Hyper-V Replica, since it’s first release has been agnostic to the application and guest OS. However certain capabilities were unavailable on non-Windows guest OS in it’s initial avatar. With Windows Server 2012 R2, we are tightly integrated with non-Windows OS to provide file-system consistent snapshots and inject IP addresses as part of the failover workflow.
Extended Replication
You can now ‘extend’ your replica copy to a third site using the ‘Extended replication’ feature. The functionality provides an added layer of protection to recover from your disaster. You can now have a replica copy within your site (eg: ClusterA->ClusterB in your primary datacenter) and extend the replication for the protected VMs from ClusterB->ClusterC (in your secondary data center).

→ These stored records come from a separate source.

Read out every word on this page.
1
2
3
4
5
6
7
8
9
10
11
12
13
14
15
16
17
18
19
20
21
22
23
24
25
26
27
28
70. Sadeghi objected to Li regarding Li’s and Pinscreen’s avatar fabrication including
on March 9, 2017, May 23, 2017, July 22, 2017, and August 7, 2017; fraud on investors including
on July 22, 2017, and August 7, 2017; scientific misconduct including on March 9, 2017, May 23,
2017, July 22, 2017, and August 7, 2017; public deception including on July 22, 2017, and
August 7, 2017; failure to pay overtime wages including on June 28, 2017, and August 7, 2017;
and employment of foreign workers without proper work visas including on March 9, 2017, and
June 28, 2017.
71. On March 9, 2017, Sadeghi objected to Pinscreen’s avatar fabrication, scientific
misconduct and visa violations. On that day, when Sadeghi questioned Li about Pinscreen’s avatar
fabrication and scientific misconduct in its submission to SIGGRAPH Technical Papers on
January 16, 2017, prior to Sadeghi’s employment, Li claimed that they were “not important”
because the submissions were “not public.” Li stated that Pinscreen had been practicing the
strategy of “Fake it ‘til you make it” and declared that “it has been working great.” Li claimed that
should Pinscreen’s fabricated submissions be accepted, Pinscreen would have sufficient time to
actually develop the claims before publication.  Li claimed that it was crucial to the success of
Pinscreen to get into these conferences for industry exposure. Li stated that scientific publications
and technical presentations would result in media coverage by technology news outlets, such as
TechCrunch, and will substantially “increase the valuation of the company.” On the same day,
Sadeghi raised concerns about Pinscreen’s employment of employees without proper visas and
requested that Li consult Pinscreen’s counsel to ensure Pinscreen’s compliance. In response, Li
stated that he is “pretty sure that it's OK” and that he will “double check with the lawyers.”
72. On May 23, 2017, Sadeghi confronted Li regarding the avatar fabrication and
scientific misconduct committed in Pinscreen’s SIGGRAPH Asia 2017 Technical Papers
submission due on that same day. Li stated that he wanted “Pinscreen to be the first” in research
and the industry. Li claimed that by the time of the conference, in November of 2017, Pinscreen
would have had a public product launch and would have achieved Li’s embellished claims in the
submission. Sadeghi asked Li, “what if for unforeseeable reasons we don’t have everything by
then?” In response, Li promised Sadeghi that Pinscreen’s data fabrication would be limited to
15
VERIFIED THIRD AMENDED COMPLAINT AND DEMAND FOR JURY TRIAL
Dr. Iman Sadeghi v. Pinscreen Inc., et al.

To recover from a disaster in ClusterA, you can now quickly failover to the VMs in ClusterB and continue to protect them to ClusterC. More on extended replication capabilities in the coming weeks.
Performance Improvements
Significant architectural investments were made to lower the IOPS and storage resources required on the Replica server. The most important of these was to move away from snapshot-based recovery points to “undo logs” based recovery points. These changes have a profound impact on the way the system scales up and consumes resources, and will be covered in greater detail in the coming weeks.
Online Resize
In Windows Server 2012 Hyper-V Replica was closely integrated with the various Hyper-V features such as VM migration, storage migration etc. Windows Server 2012 R2 allows you to resize a running VM and if your VM is protected – you can continue to replicate the virtual machine without having to re-IR the VM.
Hyper-V Recovery Manager
We are also excited to announce the paid preview of Hyper-V Recovery Manager (HRM)(http://blogs.technet.com/b/scvmm/archive/2013/10/21/announcing-paid-preview-of-windows-azure-hyper-v-recovery-manager.aspx). This is a Windows Azure Service that allows you to manage and orchestrate various DR workflows between the primary and recovery datacenters. HRM does *not* replicate virtual machines to Windows Azure – your data is replicated directly between the primary and recovery datacenter. HRM is the disaster recovery “management head” which is offered as a service on Azure.